Levelling a new role

When you create a new role in your team and start writing the job description, you should always use the career progression and levelling framework to set the level expectations. By doing, so you’ll be using the same ‘common language’ that other teams will use for that level which is critical for organisational consistency and objective salary benchmarking.

Levelling a new hire

  • When you kick a role off, you should know what level you are hiring for and the salary range for the given level.
  • During the interview process the whole team should be aware of the level they are hiring in at and should assess that person accordingly.
  • The whole team should get a feel for the level of the candidate and be able to compare them to someone similar internally. Who would you compare this person to in terms of level? Is he/she better than X?
  • During the hiring decision meeting the Hiring Manager should confirm with hiring team the candidates level (IC1, IC2 etc) and make sure there is consensus on this.
  • Regardless of prior experience, a new hire always starts with a sub-level of '0' as they are new to the business. Once the manager has had a chance to assess the individual closely in a working environment they may well then jump through the sub-levels quickly i.e. moving from 'new' (0) to 'pushing for the next level' (2).

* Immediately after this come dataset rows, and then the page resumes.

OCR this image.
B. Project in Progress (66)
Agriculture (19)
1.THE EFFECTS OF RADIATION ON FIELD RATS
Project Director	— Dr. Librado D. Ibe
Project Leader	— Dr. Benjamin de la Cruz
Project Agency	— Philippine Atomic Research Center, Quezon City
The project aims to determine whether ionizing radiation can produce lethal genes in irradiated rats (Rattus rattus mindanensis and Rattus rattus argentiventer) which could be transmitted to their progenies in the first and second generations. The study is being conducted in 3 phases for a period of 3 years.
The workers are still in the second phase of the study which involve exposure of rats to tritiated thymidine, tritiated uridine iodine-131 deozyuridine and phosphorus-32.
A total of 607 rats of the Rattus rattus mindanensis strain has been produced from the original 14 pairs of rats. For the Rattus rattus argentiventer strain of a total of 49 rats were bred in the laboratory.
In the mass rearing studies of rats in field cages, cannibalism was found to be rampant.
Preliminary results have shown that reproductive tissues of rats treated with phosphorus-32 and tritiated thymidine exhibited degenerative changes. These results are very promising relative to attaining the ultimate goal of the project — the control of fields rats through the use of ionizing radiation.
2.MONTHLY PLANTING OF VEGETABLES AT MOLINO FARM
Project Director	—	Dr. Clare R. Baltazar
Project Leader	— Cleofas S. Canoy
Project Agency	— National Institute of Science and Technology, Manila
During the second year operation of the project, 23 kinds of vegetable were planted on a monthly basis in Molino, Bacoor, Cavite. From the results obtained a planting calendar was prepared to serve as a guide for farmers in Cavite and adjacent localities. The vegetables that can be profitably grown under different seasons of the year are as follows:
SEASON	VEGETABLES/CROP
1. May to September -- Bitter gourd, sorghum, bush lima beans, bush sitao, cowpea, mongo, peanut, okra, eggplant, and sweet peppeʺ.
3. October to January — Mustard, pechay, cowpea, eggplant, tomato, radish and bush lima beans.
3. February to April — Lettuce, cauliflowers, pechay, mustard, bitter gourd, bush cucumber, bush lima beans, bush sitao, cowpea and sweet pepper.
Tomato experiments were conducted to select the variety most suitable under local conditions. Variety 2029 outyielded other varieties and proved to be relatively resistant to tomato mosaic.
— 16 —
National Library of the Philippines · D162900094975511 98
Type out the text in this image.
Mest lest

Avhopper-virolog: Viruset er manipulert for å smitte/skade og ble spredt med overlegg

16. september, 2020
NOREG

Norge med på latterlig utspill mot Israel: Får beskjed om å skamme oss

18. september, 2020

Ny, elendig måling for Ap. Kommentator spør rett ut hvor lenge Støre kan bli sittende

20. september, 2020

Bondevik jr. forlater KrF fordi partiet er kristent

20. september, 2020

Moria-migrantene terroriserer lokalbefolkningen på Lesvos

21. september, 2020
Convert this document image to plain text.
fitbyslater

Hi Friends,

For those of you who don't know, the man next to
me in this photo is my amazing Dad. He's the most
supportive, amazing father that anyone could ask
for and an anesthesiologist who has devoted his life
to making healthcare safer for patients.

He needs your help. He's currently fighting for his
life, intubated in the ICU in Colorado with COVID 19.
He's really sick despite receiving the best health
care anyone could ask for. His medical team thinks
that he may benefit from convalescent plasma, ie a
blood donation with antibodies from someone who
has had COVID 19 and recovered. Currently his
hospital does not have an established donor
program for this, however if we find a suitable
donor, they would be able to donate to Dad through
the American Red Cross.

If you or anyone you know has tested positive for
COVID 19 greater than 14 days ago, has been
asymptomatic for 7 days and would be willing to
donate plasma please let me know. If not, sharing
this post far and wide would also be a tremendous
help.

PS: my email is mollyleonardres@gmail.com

Other indicators to help level a new hire

  • Someone's starting point - You should already know from the 1st phone screen what salary that they are looking for and be happy that this sits within the appropriate salary bands for the level you are assessing them on.
  • If we are consistently meeting people that don’t meet the level that we are looking for but their salary is higher than people we already have internally, then we should think about whether our market data is correct.

When in doubt while hiring, it is far far (far far) better to under level people than over level them

  • We think it’s better to lose the hire than over-level people. You can ALWAYS promote people; re-leveling someone to a lower level usually leads to them leaving the company. Yes, it’s tempting when someone is arguing for a higher salary to break our compensation model and just bring them in at a higher level but it is almost always a mistake.
  • If we do it, we need to be rigorous about making sure they know that there are BIG expectations associated with their role. If they don’t meet them, they’ll end up being re-levelled or probably fired which we don’t want to have to do.